The Pay Gap Grows Between Men and Women Coaches


An interesting but often overlooked area that is covered by Title IX legislation entails equitable pay of the coaches of men’s and women’s athletics teams at NCAA colleges and universities. Although the law is well intended, the facts clearly indicate that men’s coaches are paid much more than women’s coaches across the board and that colleges have found ways around the federal law.

Title IX—first passed by Congress in 1972—on its face dictates that the pay for men’s and women’s coaches should meet one of the three-prong tests created by Title IX and subsequent regulations issued in 1996.  Schools usually try to show that the pay for women’s coaches has improved versus pay for men’s coaches and that such pay is equitable based on history and on the fiscal realities of men’s and women’s sports.

The Equal Pay Act of 1983 mandates that employers not discriminate against women in pay or other job conditions.

However, U.S. Department of Education data shows that pay for coaches of all Division I men’s sports increased to $267,007 from 2003 to 2010.  In that same period of time, pay for all women’s team coaches increased to $98,106.  Men’s team coaches enjoyed a 67 percent increase in their pay, while the increase for women’s team coaches was only 16 percent.

For men’s basketball, the median salary for coaches of men’s teams in Division I was $339,300 in 2010, versus a $171,600 median salary for coaches of women’s teams.  In the last four years, men’s coaches have seen their pay increase by 40 percent compared to 28 percent for coaches of women’s teams.

Tennessee women's basketball coach Pat Summitt is one of the few female coaches to earn a salary close to her male counterparts.

If the salaries of outliers coaching women’s basketball teams such as Pat Summit at Tennessee and Geno Auriemma at Connecticut were removed, the median salary for women’s coaches would be even further behind those of men’s coaches.

At North Carolina, men’s coach Roy Williams earned almost $2 million last year.  Women’s coach, Sylvia Hatchell, earned $514,000 last year.  Williams has won two national championships at North Carolina and Hatchell has won one.

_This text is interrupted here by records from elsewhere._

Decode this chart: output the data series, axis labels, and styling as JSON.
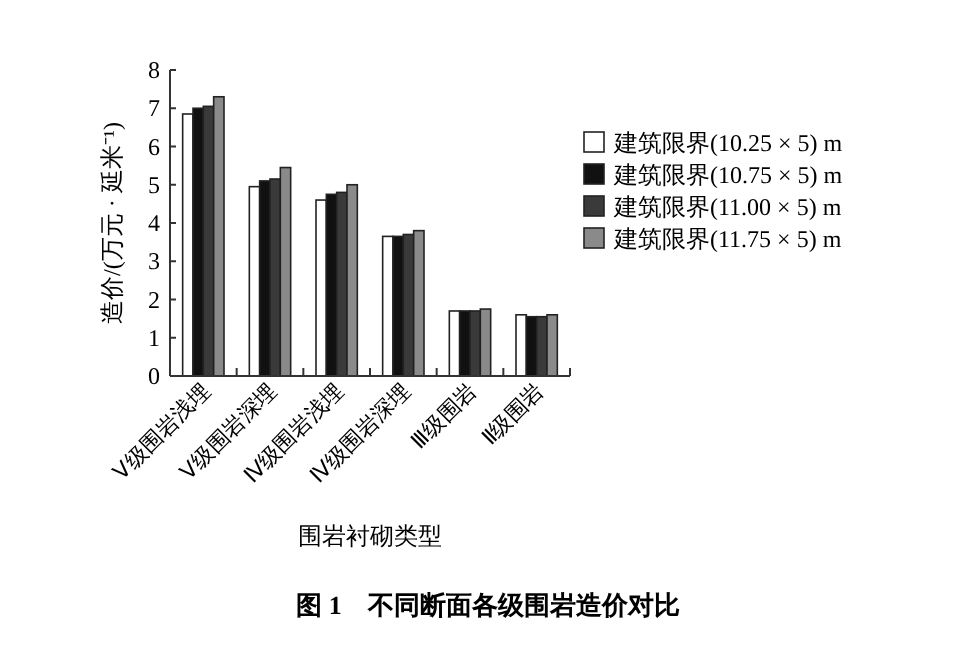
{
  "chart_data": {
    "type": "bar",
    "title": "图 1　不同断面各级围岩造价对比",
    "xlabel": "围岩衬砌类型",
    "ylabel": "造价/(万元 · 延米⁻¹)",
    "categories": [
      "Ⅴ级围岩浅埋",
      "Ⅴ级围岩深埋",
      "Ⅳ级围岩浅埋",
      "Ⅳ级围岩深埋",
      "Ⅲ级围岩",
      "Ⅱ级围岩"
    ],
    "series": [
      {
        "name": "建筑限界(10.25 × 5) m",
        "color": "#ffffff",
        "values": [
          6.85,
          4.95,
          4.6,
          3.65,
          1.7,
          1.6
        ]
      },
      {
        "name": "建筑限界(10.75 × 5) m",
        "color": "#111111",
        "values": [
          7.0,
          5.1,
          4.75,
          3.65,
          1.7,
          1.55
        ]
      },
      {
        "name": "建筑限界(11.00 × 5) m",
        "color": "#3a3a3a",
        "values": [
          7.05,
          5.15,
          4.8,
          3.7,
          1.7,
          1.55
        ]
      },
      {
        "name": "建筑限界(11.75 × 5) m",
        "color": "#8a8a8a",
        "values": [
          7.3,
          5.45,
          5.0,
          3.8,
          1.75,
          1.6
        ]
      }
    ],
    "ylim": [
      0,
      8
    ],
    "yticks": [
      0,
      1,
      2,
      3,
      4,
      5,
      6,
      7,
      8
    ],
    "grid": false,
    "legend": "right"
  }
}
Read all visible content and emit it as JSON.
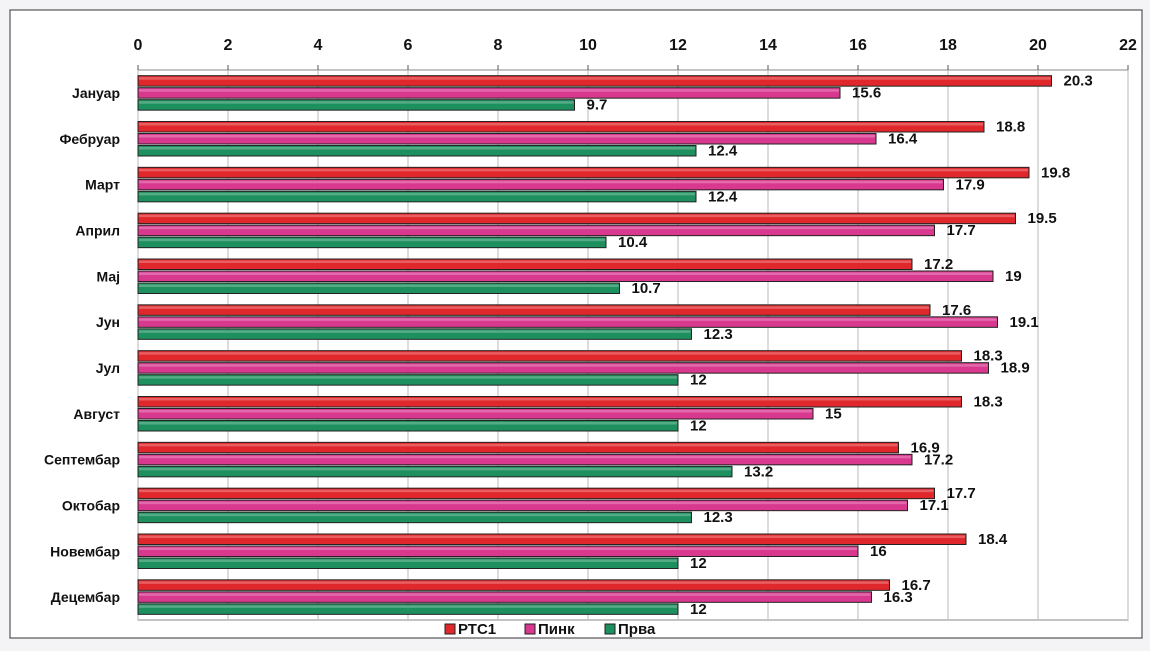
{
  "chart_data": {
    "type": "bar",
    "orientation": "horizontal",
    "title": "",
    "xlabel": "",
    "ylabel": "",
    "xlim": [
      0,
      22
    ],
    "x_ticks": [
      "0",
      "2",
      "4",
      "6",
      "8",
      "10",
      "12",
      "14",
      "16",
      "18",
      "20",
      "22"
    ],
    "x_axis_position": "top",
    "grid": true,
    "legend_position": "bottom",
    "categories": [
      "Јануар",
      "Фебруар",
      "Март",
      "Април",
      "Мај",
      "Јун",
      "Јул",
      "Август",
      "Септембар",
      "Октобар",
      "Новембар",
      "Децембар"
    ],
    "series": [
      {
        "name": "РТС1",
        "color": "#e0282c",
        "values": [
          20.3,
          18.8,
          19.8,
          19.5,
          17.2,
          17.6,
          18.3,
          18.3,
          16.9,
          17.7,
          18.4,
          16.7
        ],
        "labels": [
          "20.3",
          "18.8",
          "19.8",
          "19.5",
          "17.2",
          "17.6",
          "18.3",
          "18.3",
          "16.9",
          "17.7",
          "18.4",
          "16.7"
        ]
      },
      {
        "name": "Пинк",
        "color": "#d9388f",
        "values": [
          15.6,
          16.4,
          17.9,
          17.7,
          19,
          19.1,
          18.9,
          15,
          17.2,
          17.1,
          16,
          16.3
        ],
        "labels": [
          "15.6",
          "16.4",
          "17.9",
          "17.7",
          "19",
          "19.1",
          "18.9",
          "15",
          "17.2",
          "17.1",
          "16",
          "16.3"
        ]
      },
      {
        "name": "Прва",
        "color": "#1e8f5f",
        "values": [
          9.7,
          12.4,
          12.4,
          10.4,
          10.7,
          12.3,
          12,
          12,
          13.2,
          12.3,
          12,
          12
        ],
        "labels": [
          "9.7",
          "12.4",
          "12.4",
          "10.4",
          "10.7",
          "12.3",
          "12",
          "12",
          "13.2",
          "12.3",
          "12",
          "12"
        ]
      }
    ]
  }
}
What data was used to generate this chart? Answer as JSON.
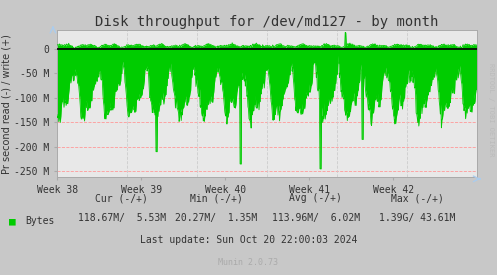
{
  "title": "Disk throughput for /dev/md127 - by month",
  "ylabel": "Pr second read (-) / write (+)",
  "bg_color": "#c8c8c8",
  "plot_bg_color": "#e8e8e8",
  "grid_color_h": "#ff9999",
  "grid_color_v": "#cccccc",
  "line_color": "#00cc00",
  "zero_line_color": "#000000",
  "ylim": [
    -262500000,
    37500000
  ],
  "yticks": [
    0,
    -50000000,
    -100000000,
    -150000000,
    -200000000,
    -250000000
  ],
  "ytick_labels": [
    "0",
    "-50 M",
    "-100 M",
    "-150 M",
    "-200 M",
    "-250 M"
  ],
  "x_labels": [
    "Week 38",
    "Week 39",
    "Week 40",
    "Week 41",
    "Week 42"
  ],
  "legend_label": "Bytes",
  "legend_color": "#00cc00",
  "cur_neg": "118.67M",
  "cur_pos": "5.53M",
  "min_neg": "20.27M",
  "min_pos": "1.35M",
  "avg_neg": "113.96M",
  "avg_pos": "6.02M",
  "max_neg": "1.39G",
  "max_pos": "43.61M",
  "last_update": "Last update: Sun Oct 20 22:00:03 2024",
  "munin_version": "Munin 2.0.73",
  "rrdtool_text": "RRDTOOL / TOBI OETIKER",
  "title_fontsize": 10,
  "label_fontsize": 7,
  "tick_fontsize": 7,
  "n_points": 800
}
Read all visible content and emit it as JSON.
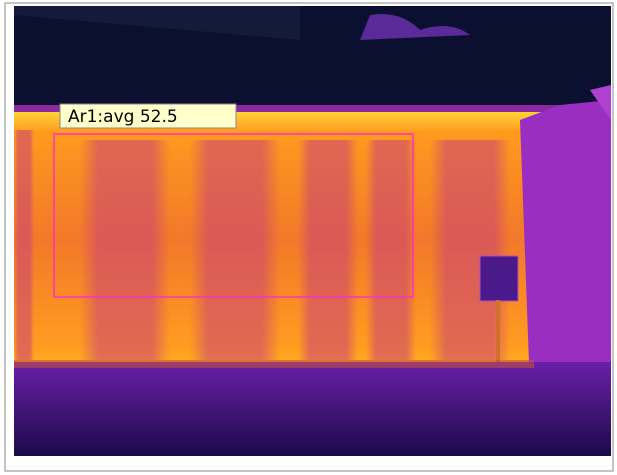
{
  "measurement": {
    "label": "Ar1:avg 52.5"
  }
}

Schools have found a couple of ways to get around federal law when drawing up coaching contracts.  Most schools now pay coaches a base salary that is pretty much equal between their men’s team coaches and women’s team coaches.    Schools then use so-called third party money for the bulk of coaching compensation.  Items are listed as appendices to the base contract and cover such things as supplemental payments, talent fees and appearance fees.  In many contracts these items make up the bulk of a coach’s overall pay.

The money for these supplemental payments can come from contracts between the athletic department and apparel companies, the department and talent agencies, or the department and media companies.  The key is that the money is not paid by the athletic department itself out of direct revenues but comes from a third party.  If a men’s team coach can command more in the open marketplace than a women’s team coach then so be it.  More and more schools are relying on independent athletic associations, which are similar to booster clubs and raise money directly outside of a school’s direct control.

Equal pay under federal law only applies to comparable work.  So a men’s team coach may be required to make more personal appearances in a year than a women’s team coach.  Men’s coaches may have more young people attending summer camps and may schedule more camps than a women’s coach.  Schools use this disparity to justify paying additional money to men’s coaches.

It is true that since the passage of Title IX in 1972 more and more women’s teams are being coached by men.  Over 60 percent of women’s Division I basketball teams have a men’s coach.  At all levels of college basketball, the percentage of teams coached by men has increased from 20.6 percent in 1978 to 43 percent in 2010.  Under federal law, the focus is on gender-based discrimination, so if men coach women’s teams they cannot claim protection under federal law.  Legally the comparison coach is another male.   This year Kentucky men’s basketball coach John Calipari earned a $100,000 bonus for getting his team to the Sweet 16 in the NCAA tournament.  Matthew Mitchell, the women’s coach, received only $40,000 for the same accomplishment.

Many men’s team coaches have academic performance clauses written into their contracts.  This is fairly rare among coaches of women’s teams.  This is because there is a general assumption that female athletes will do better in their schoolwork than their male counterparts.

If schools can show that they spend an equivalent amount of money on advertising, support staff, and promotional activities, then they can cite market realities as a defense against claims that their coaches are not paid equivalent salaries.

It should be pointed out that the total number of women coaching college basketball at NCAA schools has increased since the passage of Title IX because the number of schools offering women’s basketball programs has increased from 466 in 1978 to 1049 in 2010.

There is no question that Title IX has created more opportunities for women in college sports both as athletes and as coaches.  There is also no question that the law has led to vast increases in resources being allocated to women’s sports.  The reality is, however, that coaches have not seen the same type of increase in pay as the coaches of men’s teams.  Given the current state of Title IX and the Equal Pay Act, there seems little likelihood of that gender gap being narrowed any time soon.